About a quarter of California's imports are from Alaska, the rest from foreign sources including Saudi Arabia, Ecuador and Iraq. Before foreign sources became so important, California's refining industry processed California's own crudes and Alaska's North Slope crude. Like those crudes, oil from northern Saudi Arabia, southeast Iraq, and Ecuador is also sour and medium to heavy, ranging from 16 to 35° API and from 2 to more than 3% sulfur by weight. By far the most important sour crude development in California's supply area is Saudi Arabia's 900,000 BOPD Manifa project, originally slated for completion in 2011 but now facing delays. Manifa contains oil that ranges from 26 to 31° API and from 2.8 to 3.7% sulfur. Over the longer term, Alaska will continue to play an important supply role if the Chuckchi and Beaufort Seas live up to expectations.
Middle East production is not increasing, yet oil cargoes from the Middle East have to pass growing Asian markets to reach California. Alaska and Mexico also supply oil to the Pacific Basin, but are facing production declines. The effect of rising Asian demand on Pacific Basin oil markets is already visible, with significant amounts of oil coming to California from Atlantic Basin sources such as Angola, Brazil, and Argentina.
The US West Coast pipeline system is separate from the integrated East Coast, Gulf Coast and Midwest system, so energy security issues for the West Coast may differ from those of the country as a whole.

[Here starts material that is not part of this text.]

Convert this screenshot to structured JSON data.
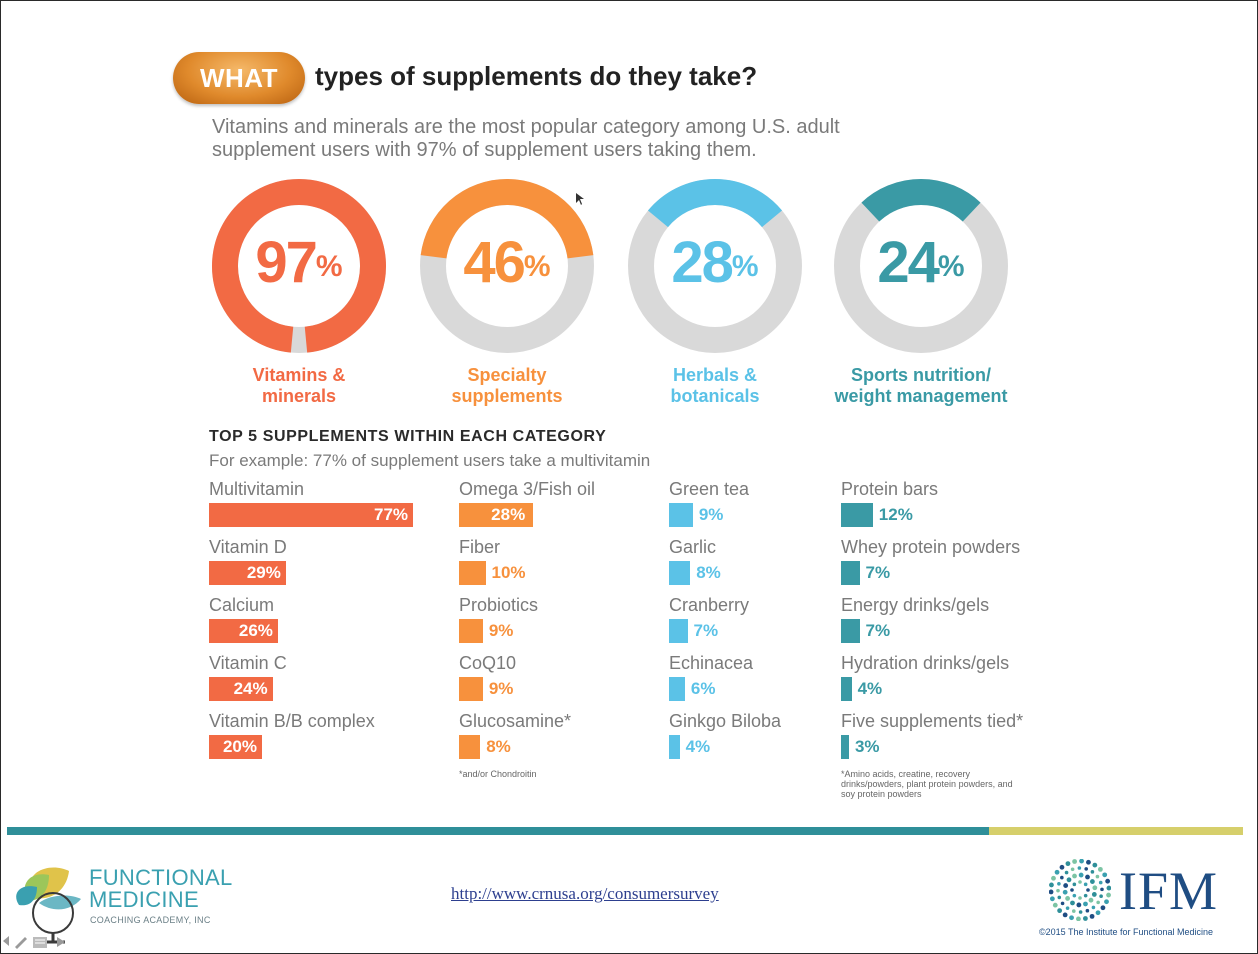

There are policy options that could affect California's oil supply security, including increased oil development in Alaska or offshore California, development of additional oil pipeline outlets on Canada's Pacific Coast or substituting natural gas for oil if possible. All of these policy options are currently the subject of political debate.
Historical Oil Production Trends in California's Supply Area
Historical oil production trends are of interest because, unlike reserve estimates, they are readily verifiable factual information. Another issue with published reserve data is the quality of the supporting information; Alberta produces a detailed annual reserves report, while Saudi Arabia and Iraq publish only national aggregate figures. All of the oil production volumes reported in this section are from the annual production survey of the Oil and Gas Journal or the annual report of the Alaska Division of Oil and Gas and do not include natural gas plant liquids.
Iraq's oil production peaked in 1979 at 3.43 million BOPD. In 2007 it was 2.09 million BOPD, but production levels had been affected by internal instability and were higher in 2008.